A recent article in the New York Times titled “Why You Need a Network of Low-Stakes, Casual Friendships” makes the case for having a neighborhood network of individuals you run into everyday. Having this type of connection to your community increases happiness. We are talking about the bartender that puts down your favorite shot and beer combo without asking, a barista who charges you the customer special, and the small, but important talk often found in your favorite hangs. So when Dead Bars sing “The bartender said how was your day / I said it’s just another day / Another day in paradise," what they are describing is just that.

And that’s a great summation of Dead Bars debut LP Regulars. Regulars is collection of the weeknights you find yourself at closing time, the innate desire to be a part of something bigger, and the fits and starts of developing friendships as an adult. On stand out track “I’m a Regular,” Dead Bars pack all of this into a four minute plus power-pop song that never drags. The band sings “And it weighs on me / I’m living like a refugee / I’m a regular / Nobody to see” perfectly placed in between muted power chord crunch and a guitar solo that sounds like it came right from a bar band.

Dead Bars expand on the sound they developed on their first release Dream Gig. Songs like “I Need You” and “Lucky,” an ode to making it to the Lucky Liquor store before it closes, are sure fire pop-punk jams coated in grimey garage rock sheen. “Time Takes Away” uses more classically influenced guitar rock licks that fit surprisingly well with the gruff and shouted vocals Dead Bars center. Another new addition to their sound is the expansive harmony work taking place across the album which adds a new dynamic to their sound.

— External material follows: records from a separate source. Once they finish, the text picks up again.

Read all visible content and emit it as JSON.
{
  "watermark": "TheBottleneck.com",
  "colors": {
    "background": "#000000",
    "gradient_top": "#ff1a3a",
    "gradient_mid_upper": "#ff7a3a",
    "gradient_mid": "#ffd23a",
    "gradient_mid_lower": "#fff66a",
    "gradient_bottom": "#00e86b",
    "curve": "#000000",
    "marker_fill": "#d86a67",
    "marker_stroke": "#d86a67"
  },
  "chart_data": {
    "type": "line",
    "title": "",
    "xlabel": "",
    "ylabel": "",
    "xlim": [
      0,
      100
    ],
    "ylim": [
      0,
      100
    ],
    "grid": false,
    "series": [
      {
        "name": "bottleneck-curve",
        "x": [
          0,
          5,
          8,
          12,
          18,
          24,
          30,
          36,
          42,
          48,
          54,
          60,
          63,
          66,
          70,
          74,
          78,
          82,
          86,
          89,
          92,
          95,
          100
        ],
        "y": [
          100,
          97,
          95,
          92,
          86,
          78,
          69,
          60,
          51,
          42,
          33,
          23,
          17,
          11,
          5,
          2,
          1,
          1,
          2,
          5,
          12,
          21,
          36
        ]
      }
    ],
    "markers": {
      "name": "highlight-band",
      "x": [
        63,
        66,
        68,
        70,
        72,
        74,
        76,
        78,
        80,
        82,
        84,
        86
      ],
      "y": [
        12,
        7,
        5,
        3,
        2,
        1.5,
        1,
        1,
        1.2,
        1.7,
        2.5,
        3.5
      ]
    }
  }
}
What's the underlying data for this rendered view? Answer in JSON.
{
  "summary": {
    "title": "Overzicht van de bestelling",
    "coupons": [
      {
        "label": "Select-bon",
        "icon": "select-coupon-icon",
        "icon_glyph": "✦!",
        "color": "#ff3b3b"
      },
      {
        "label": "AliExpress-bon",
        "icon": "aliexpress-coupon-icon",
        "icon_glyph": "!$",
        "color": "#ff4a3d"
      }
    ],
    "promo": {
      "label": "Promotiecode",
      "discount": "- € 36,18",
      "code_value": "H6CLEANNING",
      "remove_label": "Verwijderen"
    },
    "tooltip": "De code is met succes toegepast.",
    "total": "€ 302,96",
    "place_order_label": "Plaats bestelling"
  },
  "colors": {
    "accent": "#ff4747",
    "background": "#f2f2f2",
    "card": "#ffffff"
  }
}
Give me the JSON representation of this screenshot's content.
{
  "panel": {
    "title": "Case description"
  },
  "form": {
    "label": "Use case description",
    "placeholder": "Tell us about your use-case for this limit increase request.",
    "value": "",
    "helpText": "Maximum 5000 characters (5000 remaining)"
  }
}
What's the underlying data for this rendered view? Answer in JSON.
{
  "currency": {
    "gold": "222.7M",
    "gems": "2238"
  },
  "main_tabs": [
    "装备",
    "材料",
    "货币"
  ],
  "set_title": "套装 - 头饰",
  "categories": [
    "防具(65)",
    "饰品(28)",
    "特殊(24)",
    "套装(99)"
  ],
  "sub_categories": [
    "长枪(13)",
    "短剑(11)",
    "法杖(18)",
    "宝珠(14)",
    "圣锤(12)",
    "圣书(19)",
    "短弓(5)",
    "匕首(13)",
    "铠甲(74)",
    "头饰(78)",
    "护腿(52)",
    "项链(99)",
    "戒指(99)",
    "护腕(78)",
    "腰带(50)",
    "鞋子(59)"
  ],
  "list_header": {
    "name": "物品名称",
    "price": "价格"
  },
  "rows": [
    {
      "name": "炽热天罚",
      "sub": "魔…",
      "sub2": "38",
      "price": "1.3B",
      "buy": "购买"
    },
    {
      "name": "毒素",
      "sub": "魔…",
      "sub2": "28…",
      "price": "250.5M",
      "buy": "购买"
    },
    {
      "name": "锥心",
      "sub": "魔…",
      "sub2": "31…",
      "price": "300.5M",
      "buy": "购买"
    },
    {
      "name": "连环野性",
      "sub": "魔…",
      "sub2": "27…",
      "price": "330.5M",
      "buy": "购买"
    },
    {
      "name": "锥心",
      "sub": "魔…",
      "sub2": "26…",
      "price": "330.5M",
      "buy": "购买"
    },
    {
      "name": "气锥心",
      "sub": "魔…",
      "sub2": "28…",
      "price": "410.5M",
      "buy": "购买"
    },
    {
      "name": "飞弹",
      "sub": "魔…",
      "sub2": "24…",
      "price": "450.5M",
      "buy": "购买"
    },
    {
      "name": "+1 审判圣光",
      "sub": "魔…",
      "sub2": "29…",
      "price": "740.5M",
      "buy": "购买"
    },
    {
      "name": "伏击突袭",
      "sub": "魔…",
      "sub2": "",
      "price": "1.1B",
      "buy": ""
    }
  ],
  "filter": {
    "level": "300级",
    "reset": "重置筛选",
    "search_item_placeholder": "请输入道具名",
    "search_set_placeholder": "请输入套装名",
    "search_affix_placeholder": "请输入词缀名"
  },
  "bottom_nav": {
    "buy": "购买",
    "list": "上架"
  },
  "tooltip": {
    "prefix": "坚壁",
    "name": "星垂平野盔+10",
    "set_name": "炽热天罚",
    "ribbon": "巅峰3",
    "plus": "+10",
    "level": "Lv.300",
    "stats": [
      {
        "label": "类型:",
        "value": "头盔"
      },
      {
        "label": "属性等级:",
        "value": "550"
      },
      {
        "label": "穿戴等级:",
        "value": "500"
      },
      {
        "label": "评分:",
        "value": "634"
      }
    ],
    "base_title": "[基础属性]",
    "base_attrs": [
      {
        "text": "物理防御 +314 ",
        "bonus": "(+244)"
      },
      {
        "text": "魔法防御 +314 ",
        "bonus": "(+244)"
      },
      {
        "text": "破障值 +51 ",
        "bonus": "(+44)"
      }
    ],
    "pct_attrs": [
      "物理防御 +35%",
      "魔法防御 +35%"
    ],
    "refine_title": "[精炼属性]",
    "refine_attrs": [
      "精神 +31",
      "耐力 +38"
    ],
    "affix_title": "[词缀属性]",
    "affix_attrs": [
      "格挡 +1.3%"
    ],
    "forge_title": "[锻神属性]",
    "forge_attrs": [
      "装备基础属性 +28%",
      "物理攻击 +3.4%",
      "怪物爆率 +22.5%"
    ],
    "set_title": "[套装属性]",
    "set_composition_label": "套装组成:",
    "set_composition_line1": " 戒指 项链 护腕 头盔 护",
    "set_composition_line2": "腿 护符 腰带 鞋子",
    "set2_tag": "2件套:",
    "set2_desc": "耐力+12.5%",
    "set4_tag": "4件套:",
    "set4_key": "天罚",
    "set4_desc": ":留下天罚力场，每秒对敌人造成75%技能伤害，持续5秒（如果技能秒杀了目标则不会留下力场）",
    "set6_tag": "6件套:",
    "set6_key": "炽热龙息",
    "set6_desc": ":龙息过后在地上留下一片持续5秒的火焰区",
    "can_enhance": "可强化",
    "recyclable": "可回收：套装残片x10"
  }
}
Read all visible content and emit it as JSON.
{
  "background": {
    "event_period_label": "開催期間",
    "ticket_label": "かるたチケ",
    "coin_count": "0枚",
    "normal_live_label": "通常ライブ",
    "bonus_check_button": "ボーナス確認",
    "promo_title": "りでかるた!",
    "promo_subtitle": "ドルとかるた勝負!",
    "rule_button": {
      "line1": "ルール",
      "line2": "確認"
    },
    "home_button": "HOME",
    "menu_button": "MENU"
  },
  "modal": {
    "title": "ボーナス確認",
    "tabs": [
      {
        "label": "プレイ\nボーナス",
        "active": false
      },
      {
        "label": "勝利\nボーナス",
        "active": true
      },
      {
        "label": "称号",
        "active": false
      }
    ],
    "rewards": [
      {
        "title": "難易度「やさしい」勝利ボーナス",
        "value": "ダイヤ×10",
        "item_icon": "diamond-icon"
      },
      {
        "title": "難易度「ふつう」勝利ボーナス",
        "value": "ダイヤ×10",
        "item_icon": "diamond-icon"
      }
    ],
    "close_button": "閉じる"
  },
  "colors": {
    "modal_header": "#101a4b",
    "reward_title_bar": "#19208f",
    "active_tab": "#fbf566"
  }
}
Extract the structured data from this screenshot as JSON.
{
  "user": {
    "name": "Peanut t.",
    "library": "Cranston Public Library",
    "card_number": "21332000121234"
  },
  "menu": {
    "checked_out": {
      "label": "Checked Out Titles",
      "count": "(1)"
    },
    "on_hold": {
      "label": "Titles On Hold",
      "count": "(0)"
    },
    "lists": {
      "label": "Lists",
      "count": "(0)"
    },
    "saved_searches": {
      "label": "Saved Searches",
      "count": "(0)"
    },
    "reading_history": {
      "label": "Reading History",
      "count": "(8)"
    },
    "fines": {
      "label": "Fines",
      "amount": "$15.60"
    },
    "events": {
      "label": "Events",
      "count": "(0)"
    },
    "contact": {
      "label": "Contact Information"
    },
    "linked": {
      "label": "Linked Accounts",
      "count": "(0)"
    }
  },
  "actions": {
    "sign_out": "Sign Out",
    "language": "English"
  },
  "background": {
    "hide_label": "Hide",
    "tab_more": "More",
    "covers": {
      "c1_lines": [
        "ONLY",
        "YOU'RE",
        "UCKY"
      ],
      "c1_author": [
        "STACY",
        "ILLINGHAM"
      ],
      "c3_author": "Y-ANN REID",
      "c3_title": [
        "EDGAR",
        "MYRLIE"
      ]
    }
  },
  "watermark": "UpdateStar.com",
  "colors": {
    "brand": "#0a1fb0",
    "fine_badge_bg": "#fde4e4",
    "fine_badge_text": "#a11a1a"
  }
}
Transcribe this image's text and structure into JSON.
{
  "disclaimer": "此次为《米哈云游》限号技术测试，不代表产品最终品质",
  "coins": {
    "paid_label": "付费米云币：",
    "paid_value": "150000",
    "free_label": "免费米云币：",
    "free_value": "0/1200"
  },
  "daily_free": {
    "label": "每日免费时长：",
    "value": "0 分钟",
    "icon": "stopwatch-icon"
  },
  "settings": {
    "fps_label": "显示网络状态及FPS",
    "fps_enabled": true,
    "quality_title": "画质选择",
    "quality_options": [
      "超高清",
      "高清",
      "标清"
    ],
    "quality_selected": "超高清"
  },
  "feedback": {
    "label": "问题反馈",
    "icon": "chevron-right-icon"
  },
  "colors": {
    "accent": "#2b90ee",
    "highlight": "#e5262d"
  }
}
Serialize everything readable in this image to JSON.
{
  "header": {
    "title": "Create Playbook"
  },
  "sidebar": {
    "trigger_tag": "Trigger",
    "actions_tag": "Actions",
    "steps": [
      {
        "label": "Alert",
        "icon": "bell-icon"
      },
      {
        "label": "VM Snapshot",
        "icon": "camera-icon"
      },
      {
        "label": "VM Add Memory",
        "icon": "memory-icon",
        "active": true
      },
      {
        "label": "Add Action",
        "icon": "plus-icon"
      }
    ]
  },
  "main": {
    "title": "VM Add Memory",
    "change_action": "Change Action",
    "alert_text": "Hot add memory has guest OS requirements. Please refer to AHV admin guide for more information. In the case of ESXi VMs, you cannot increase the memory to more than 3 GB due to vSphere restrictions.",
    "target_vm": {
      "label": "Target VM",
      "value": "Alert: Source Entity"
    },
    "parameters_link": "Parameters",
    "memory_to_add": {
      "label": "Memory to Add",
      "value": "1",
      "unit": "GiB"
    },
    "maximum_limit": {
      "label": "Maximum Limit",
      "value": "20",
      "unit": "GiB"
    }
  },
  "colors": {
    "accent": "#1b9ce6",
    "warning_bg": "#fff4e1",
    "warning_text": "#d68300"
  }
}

What makes Regulars so much fun though is the lyrical content. While sometimes bordering on silly for the point of silly, there is an earnestness that shines through in most of the songs. Lines like “time takes away / that’s the way it goes” will embed in your ear like the barfly with an opening on an abandoned glass. “No Tattoos” is a hilarious ode to being the only un-tattooed friend in your group. The aforementioned “I’m a Regular” and “Lucky” are meant to be shouted along with replicating the album’s artwork.

Dead Bars’ Regulars is an excellent debut hinting at even more lurking underneath these pleasing power-pop, beer soaked jams. The glass is half full here, even if it is closing time.